I will not include a quote from the book.

Fortunately, The Slave Dancer was the last Newbery Medal winner in the tradition of white authors writing stories about brown people.  It was followed in 1975 by MC Higgins the Great, the first Newbery Medal to recognize a writer of color.

For the Newbery M&M project, I declined to look for inspiration in either book, which I felt would’ve perpetuated the false narratives even further, and instead opted for a genuine African dish: Gambian Oyster Stew.  Originally from a longer segment on CNN Inside Africa, the dish is shown occasionally as a 1-minute filler clip during commercial breaks (see Gambian Oyster Stew) – in my decades of watching CNN, I can’t recall seeing any other dish highlighted in this manner.  The recipe is presented by Ida Cham-Njai, a Gambian woman, who explains that Gambians eat oysters “for breakfast, for lunch, and for dinner.”

I am well aware that Africa, and African people, African culture, and African history is not a monolith, that one part can’t simply be substituted for another.

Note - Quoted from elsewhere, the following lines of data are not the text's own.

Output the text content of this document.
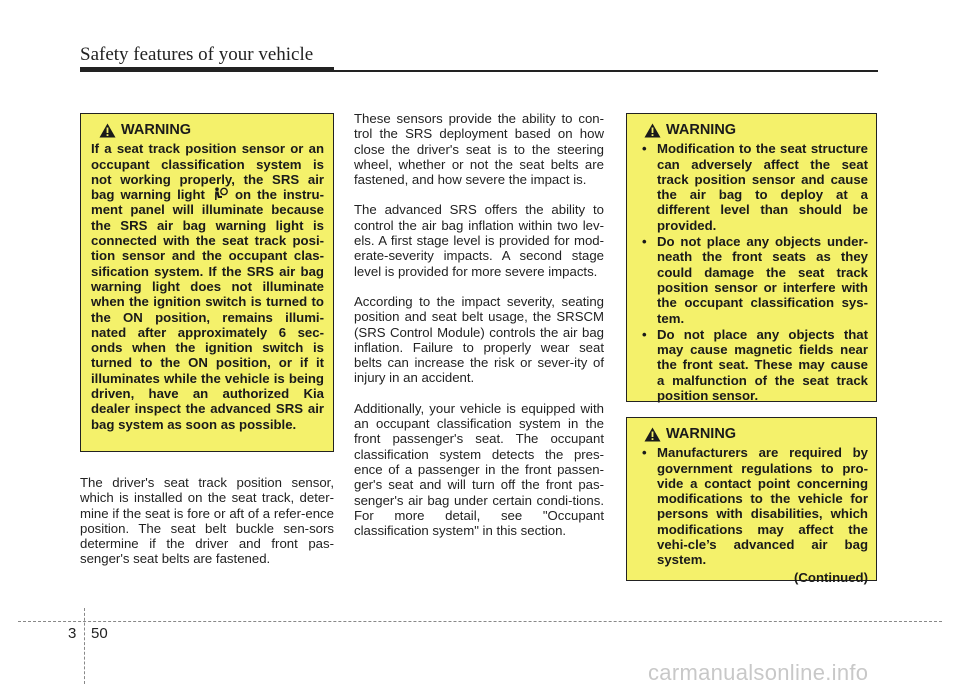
Safety features of your vehicle
WARNING
If a seat track position sensor or an occupant classification system is not working properly, the SRS air bag warning light on the instru-ment panel will illuminate because the SRS air bag warning light is connected with the seat track posi-tion sensor and the occupant clas-sification system. If the SRS air bag warning light does not illuminate when the ignition switch is turned to the ON position, remains illumi-nated after approximately 6 sec-onds when the ignition switch is turned to the ON position, or if it illuminates while the vehicle is being driven, have an authorized Kia dealer inspect the advanced SRS air bag system as soon as possible.

The driver's seat track position sensor, which is installed on the seat track, deter-mine if the seat is fore or aft of a refer-ence position. The seat belt buckle sen-sors determine if the driver and front pas-senger's seat belts are fastened.

These sensors provide the ability to con-trol the SRS deployment based on how close the driver's seat is to the steering wheel, whether or not the seat belts are fastened, and how severe the impact is.

The advanced SRS offers the ability to control the air bag inflation within two lev-els. A first stage level is provided for mod-erate-severity impacts. A second stage level is provided for more severe impacts.

According to the impact severity, seating position and seat belt usage, the SRSCM (SRS Control Module) controls the air bag inflation. Failure to properly wear seat belts can increase the risk or sever-ity of injury in an accident.

Additionally, your vehicle is equipped with an occupant classification system in the front passenger's seat. The occupant classification system detects the pres-ence of a passenger in the front passen-ger's seat and will turn off the front pas-senger's air bag under certain condi-tions. For more detail, see "Occupant classification system" in this section.

WARNING
• Modification to the seat structure can adversely affect the seat track position sensor and cause the air bag to deploy at a different level than should be provided.
• Do not place any objects under-neath the front seats as they could damage the seat track position sensor or interfere with the occupant classification sys-tem.
• Do not place any objects that may cause magnetic fields near the front seat. These may cause a malfunction of the seat track position sensor.
WARNING
• Manufacturers are required by government regulations to pro-vide a contact point concerning modifications to the vehicle for persons with disabilities, which modifications may affect the vehi-cle’s advanced air bag system.
(Continued)
3 50
carmanualsonline.info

That said, I apologize if making the recipe and presenting the dish in a post featuring books about slaves seems hypocritical.

The oysters are initially deep-fried, then sautéed with the other ingredients, served over rice, “because the staple food is rice.”

Unfortunately, the recipe doesn’t provide an exact measurement for tomato paste (even though it seems to be a critical point), so I improvised about 3 tablespoons, which seemed necessary to produce the rich red color seen on TV.

Eh.  Too much tomato paste, making it overly sweet and goopy.

I forgot to add fresh vegetables on the side.

Anyway, I’d been looking forward to trying the dish for years.  This was a great way to do it.